The cyclist covered the first half of the journey at a speed of V1 = 10 km / h. Then he went at a higher speed
The cyclist covered the first half of the journey at a speed of V1 = 10 km / h. Then he went at a higher speed, but punctured the tire. After trying to fix the puncture, the cyclist was forced to walk the rest of the way. What is the average speed of a cyclist along the entire path, if the first third of the time spent on the second half of the journey, he was driving at a speed of V2 = 20 km / h, the second third was engaged in a puncture, and the last third was on foot at a speed of V4 = 5 km / h ?
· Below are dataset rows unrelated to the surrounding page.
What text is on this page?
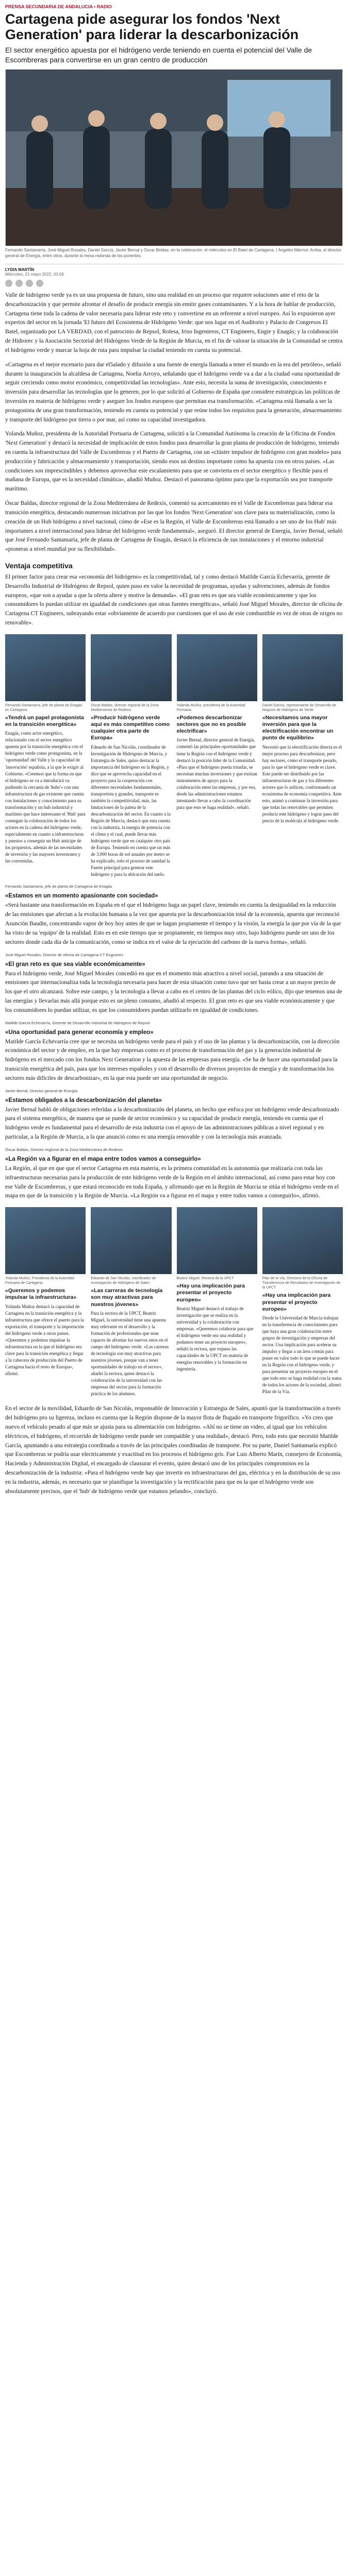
PRENSA SECUNDARIA DE ANDALUCIA • RADIO
Cartagena pide asegurar los fondos 'Next Generation' para liderar la descarbonización
El sector energético apuesta por el hidrógeno verde teniendo en cuenta el potencial del Valle de Escombreras para convertirse en un gran centro de producción
Fernando Santamaría, José Miguel Rosales, Daniel García, Javier Bernal y Óscar Beldas, en la celebración, el miércoles en El Batel de Cartagena. | Ángeles Mármol. Arriba, el director general de Energía, entre otros, durante la mesa redonda de los ponentes.
LYDIA MARTÍN
Miércoles, 21 mayo 2022, 03:09

Valle de hidrógeno verde ya es un una propuesta de futuro, sino una realidad en un proceso que requiere soluciones ante el reto de la descarbonización y que permite afrontar el desafío de producir energía sin emitir gases contaminantes. Y a la hora de hablar de producción, Cartagena tiene toda la cadena de valor necesaria para liderar este reto y convertirse en un referente a nivel europeo. Así lo expusieron ayer expertos del sector en la jornada 'El futuro del Ecosistema de Hidrógeno Verde: que nos lugar en el Auditorio y Palacio de Congresos El Batel, organizado por LA VERDAD, con el patrocinio de Repsol, Rolesa, Iriso Ingenieros, CT Engineers, Engie y Enagás; y la colaboración de Hidrorec y la Asociación Sectorial del Hidrógeno Verde de la Región de Murcia, en el fin de valorar la situación de la Comunidad se centra el hidrógeno verde y marcar la hoja de ruta para impulsar la ciudad teniendo en cuenta su potencial.

«Cartagena es el mejor escenario para dar el5alado y difusión a una fuente de energía llamada a tener el mundo en la era del petróleo», señaló durante la inauguración la alcaldesa de Cartagena, Noelia Arroyo, señalando que el hidrógeno verde va a dar a la ciudad «una oportunidad de seguir creciendo como motor económico, competitividad las tecnologías». Ante esto, necesita la suma de investigación, conocimiento e inversión para desarrollar las tecnologías que lo generen, por lo que solicitó al Gobierno de España que considere estratégicas las políticas de inversión en materia de hidrógeno verde y asegure los fondos europeos que permitan esa transformación. «Cartagena está llamada a ser la protagonista de una gran transformación, teniendo en cuenta su potencial y que reúne todos los requisitos para la generación, almacenamiento y transporte del hidrógeno por tierra o por mar, así como su capacidad investigadora.

Yolanda Muñoz, presidenta de la Autoridad Portuaria de Cartagena, solicitó a la Comunidad Autónoma la creación de la Oficina de Fondos 'Next Generation' y destacó la necesidad de implicación de estos fondos para desarrollar la gran planta de producción de hidrógeno, teniendo en cuenta la infraestructura del Valle de Escombreras y el Puerto de Cartagena, con un «clúster impulsor de hidrógeno con gran modelo» para producción y fabricación y almacenamiento y transportación, siendo esos un destino importante como ha apuesta con en otros países. «Las condiciones son imprescindibles y debemos aprovechar este escalamiento para que se convierta en el sector energético y flexible para el mañana de Europa, que es la necesidad climática», añadió Muñoz. Destacó el panorama óptimo para que la exportación sea por transporte marítimo.

Óscar Baldas, director regional de la Zona Mediterránea de Redexis, comentó su acercamiento en el Valle de Escombreras para liderar esa transición energética, destacando numerosas iniciativas por las que los fondos 'Next Generation' son clave para su materialización, como la creación de un Hub hidrógeno a nivel nacional, cómo de «Ese es la Región, el Valle de Escombreras está llamado a ser uno de los Hub' más importantes a nivel internacional para liderar del hidrógeno verde fundamental», aseguró. El director general de Energía, Javier Bernal, señaló que José Fernando Santamaría, jefe de planta de Cartagena de Enagás, destacó la eficiencia de sus instalaciones y el entorno industrial «pioneras a nivel mundial por su flexibilidad».

Ventaja competitiva

El primer factor para crear esa «economía del hidrógeno» es la competitividad, tal y como destacó Matilde García Echevarría, gerente de Desarrollo Industrial de Hidrógeno de Repsol, quien puso en valor la necesidad de programas, ayudas y subvenciones, además de fondos europeos, «que son a ayudar a que la oferta altere y motive la demanda». «El gran reto es que sea viable económicamente y que los consumidores lo puedan utilizar en igualdad de condiciones que otras fuentes energéticas», señaló José Miguel Morales, director de oficina de Cartagena CT Engineers, subrayando estar «obviamente de acuerdo por cuestiones que el uso de este combustible es vez de otras de origen no renovable».

Fernando Santamaría, jefe de planta de Enagás en Cartagena
«Tendrá un papel protagonista en la transición energética»
Enagás, como actor energético, relacionado con el sector energético apuesta por la transición energética con el hidrógeno verde como protagonista, en la 'oportunidad' del Valle y la capacidad de 'innovación' española, a la que le exigió al Gobierno. «Creemos que la forma en que el hidrógeno se va a introducirá va pudiendo la cercanía de 'hubs'» con una infraestructura de gas existente que cuenta con instalaciones y conocimiento para su transformación y un hub industrial y marítimo que hace interesante el 'Hub' para conseguir la colaboración de todos los actores en la cadena del hidrógeno verde, especialmente en cuanto a infraestructuras y puestos a conseguir un Hub anticipe de los propiestos, además de las necesidades de inversión y las mayores inversiones y las convenidas.
Óscar Baldas, director regional de la Zona Mediterránea de Redexis
«Producir hidrógeno verde aquí es más competitivo como cualquier otra parte de Europa»
Eduardo de San Nicolás, coordinador de Investigación de Hidrógeno de Murcia, y Estrategia de Sales, quiso destacar la importancia del hidrógeno en la Región, y dice que se aprovecha capacidad en el proyecto para la cooperación con diferentes necesidades fundamentales, transportista y grandes, transporte es también la competitividad, más, las limitaciones de la paleta de la descarbonización del sector. En cuanto a la Región de Murcia, destacó que esta cuenta con la industria, la energía de potencia con el clima y el cual, puede llevar más hidrógeno verde que en cualquier otro país de Europa. Teniendo en cuenta que un más de 3.000 horas de sol anuales por metro se ha explicado, solo el proceso de sanidad la Fuerte principal para generar este hidrógeno y para la ubicación del suelo.
Yolanda Muñoz, presidenta de la Autoridad Portuaria
«Podemos descarbonizar sectores que no es posible electrificar»
Javier Bernal, director general de Energía, comentó las principales oportunidades que tiene la Región con el hidrógeno verde y destacó la posición líder de la Comunidad. «Para que el hidrógeno pueda triunfar, se necesitan muchas inversiones y que existan instrumentos de apoyo para la colaboración entre las empresas, y por eso, desde las administraciones estamos intentando llevar a cabo la coordinación para que esto se haga realidad», señaló.
Daniel García, representante de Desarrollo de Negocio de Hidrógeno de Verde
«Necesitamos una mayor inversión para que la electrificación encontrar un punto de equilibrio»
Necesitó que la electrificación directa es el mejor proceso para descarbonizar, pero hay sectores, como el transporte pesado, para lo que el hidrógeno verde es clave. Este puede ser distribuido por las infraestructuras de gas y los diferentes actores que lo utilicen, conformando un ecosistema de economía competitiva. Ante esto, animó a continuar la inversión para que todas las renovables que permiten producir este hidrógeno y lograr paso del precio de la molécula al hidrógeno verde.
Fernando Santamaría, jefe de planta de Cartagena de Enagás
«Estamos en un momento apasionante con sociedad»

«Será bastante una transformación en España en el que el hidrógeno haga un papel clave, teniendo en cuenta la desigualdad en la reducción de las emisiones que afectan a la evolución humana a la vez que apuesta por la descarbonización total de la economía, apuesta que reconoció Asunción Baudin, concentrando vapor de hoy hoy antes de que se hagan propiamente el tiempo y la visión, la energía la que por vía de la que ha visto de su 'equipo' de la realidad. Esto es en este tiempo que se propiamente, en tiempos muy otro, bajo hidrógeno puede ser uno de los sectores donde cada día de la comunicación, como se indica en el valor de la ejecución del carbono de la nueva forma», señaló.

José Miguel Rosales, Director de oficina de Cartagena CT Engineers
«El gran reto es que sea viable económicamente»

Para el hidrógeno verde, José Miguel Morales concedió en que en el momento más atractivo a nivel social, parando a una situación de emisiones que internacionaliza toda la tecnología necesaria para hacer de esta situación como tuvo que ser hasta crear a un mayor precio de los que el otro alcanzará. Sobre este campo, y la tecnología a llevar a cabo en el centro de las plantas del ciclo eólico, dijo que tenemos una de las energías y llevarlas más allá porque esto es un pleno consumo, añadió al respecto. El gran reto es que sea viable económicamente y que los consumidores lo puedan utilizar, es que los consumidores puedan utilizarlo en igualdad de condiciones.

Matilde García Echevarría, Gerente de Desarrollo Industrial de Hidrógeno de Repsol
«Una oportunidad para generar economía y empleo»

Matilde García Echevarría cree que se necesita un hidrógeno verde para el país y el uso de las plantas y la descarbonización, con la dirección económica del sector y de empleo, en la que hay empresas como es el proceso de transformación del gas y la generación industrial de hidrógeno en el mercado con los fondos Next Generation y la apuesta de las empresas para energía. «Se ha de hacer una oportunidad para la transición energética del país, para que los intereses españoles y con el desarrollo de diversos proyectos de energía y de transformación los sectores más difíciles de descarbonizar», en la que esta puede ser una oportunidad de negocio.

Javier Bernal, Director general de Energía
«Estamos obligados a la descarbonización del planeta»

Javier Bernal habló de obligaciones referidas a la descarbonización del planeta, un hecho que enfoca por un hidrógeno verde descarbonizado para el sistema energético, de manera que se puede de sector económico y su capacidad de producir energía, teniendo en cuenta que el hidrógeno verde es fundamental para el desarrollo de esta industria con el apoyo de las administraciones públicas a nivel regional y en particular, a la Región de Murcia, a la que anunció como es una energía renovable y con la tecnología más avanzada.

Óscar Baldas, Director regional de la Zona Mediterránea de Redexis
«La Región va a figurar en el mapa entre todos vamos a conseguirlo»

La Región, al que en que que el sector Cartagena en esta materia, es la primera comunidad en la autonomía que realizaría con toda las infraestructuras necesarias para la producción de este hidrógeno verde de la Región en el ámbito internacional, así como para estar hoy con ese Valle de Escombreras, y que estará reconocido en toda España, y afirmando que en la Región de Murcia se sitúa el hidrógeno verde en el mapa en que de la transición y la Región de Murcia. «La Región va a figurar en el mapa y entre todos vamos a conseguirlo», afirmó.

Yolanda Muñoz, Presidenta de la Autoridad Portuaria de Cartagena
«Queremos y podemos impulsar la infraestructura»
Yolanda Muñoz destacó la capacidad de Cartagena en la transición energética y la infraestructura que ofrece el puerto para la exportación, el transporte y la importación del hidrógeno verde a otros países. «Queremos y podemos impulsar la infraestructura en la que el hidrógeno sea clave para la transición energética y llegar a la cabecera de producción del Puerto de Cartagena hacia el resto de Europa», afirmó.
Eduardo de San Nicolás, coordinador de investigación de Hidrógeno de Sales
«Las carreras de tecnología son muy atractivas para nuestros jóvenes»
Para la rectora de la UPCT, Beatriz Miguel, la universidad tiene una apuesta muy relevante en el desarrollo y la formación de profesionales que sean capaces de afrontar los nuevos retos en el campo del hidrógeno verde. «Las carreras de tecnología son muy atractivas para nuestros jóvenes, porque van a tener oportunidades de trabajo en el sector», añadió la rectora, quien destacó la colaboración de la universidad con las empresas del sector para la formación práctica de los alumnos.
Beatriz Miguel, Rectora de la UPCT
«Hay una implicación para presentar el proyecto europeo»
Beatriz Miguel destacó el trabajo de investigación que se realiza en la universidad y la colaboración con empresas. «Queremos colaborar para que el hidrógeno verde sea una realidad y podamos tener un proyecto europeo», señaló la rectora, que expuso las capacidades de la UPCT en materia de energías renovables y la formación en ingeniería.
Pilar de la Vía, Directora de la Oficina de Transferencia de Resultados de Investigación de la UPCT
«Hay una implicación para presentar el proyecto europeo»
Desde la Universidad de Murcia trabajan en la transferencia de conocimiento para que haya una gran colaboración entre grupos de investigación y empresas del sector. Una implicación para acelerar su impulso y llegar a un área común para poner en valor todo lo que se puede hacer en la Región con el hidrógeno verde, y para presentar un proyecto europeo en el que todo esto se haga realidad con la suma de todos los actores de la sociedad, afirmó Pilar de la Vía.

En el sector de la movilidad, Eduardo de San Nicolás, responsable de Innovación y Estrategia de Sales, apuntó que la transformación a través del hidrógeno pro su ligereza, incluso es cuenta que la Región dispone de la mayor flota de flugado en transporte frigorífico. «Yo creo que nuevo el vehículo pesado al que más se ajusta para su alimentación con hidrógeno. «Ahí no se tiene un video, al igual que los vehículos eléctricos, el hidrógeno, el recorrido de hidrógeno verde puede ser compatible y una realidad», destacó. Pero, todo esto que necesitó Matilde García, apuntando a una estrategia coordinada a través de las principales coordinadas de transporte. Por su parte, Daniel Santamaría explicó que Escombreras se podría usar electricamente y exactitud en los procesos el hidrógeno gris. Fue Luis Alberto Marín, consejero de Economía, Hacienda y Administración Digital, el encargado de clausurar el evento, quien destacó uno de los principales compromisos en la descarbonización de la industria: «Para el hidrógeno verde hay que invertir en infraestructuras del gas, eléctrica y en la distribución de su uso en la industria, además, es necesario que se planifique la investigación y la rectificación para que en la que el hidrógeno verde son absolutamente precisos, que el 'hub' de hidrógeno verde que estamos pelando», concluyó.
To calculate the average speed of the presented cyclist, we will use the formula: Vav = S / (t1 + t2) = S / (0.5S / V1 + 0.5S / ((V2 + V3 + V4) / 3)) = 1 / (1 / 2V1 + 1 / (2 * (V2 + V3 + V4) / 3)).
Variables: V1 is the speed of the presented cyclist in the first half of the journey (V1 = 10 km / h); V2 – high speed at the beginning of the second half of the journey (V2 = 20 km / h); V3 – speed during puncture repair (V3 = 0 km / h); V4 – walking speed (V4 = 5 km / h).
Calculation: Vav = 1 / (1 / (2 * 10) + 1 / (2 * (20 + 0 + 5) / 3)) = 1 / 0.11 = 9.09 km / h.
Answer: The average speed of the presented cyclist along the entire route was 9.09 km / h.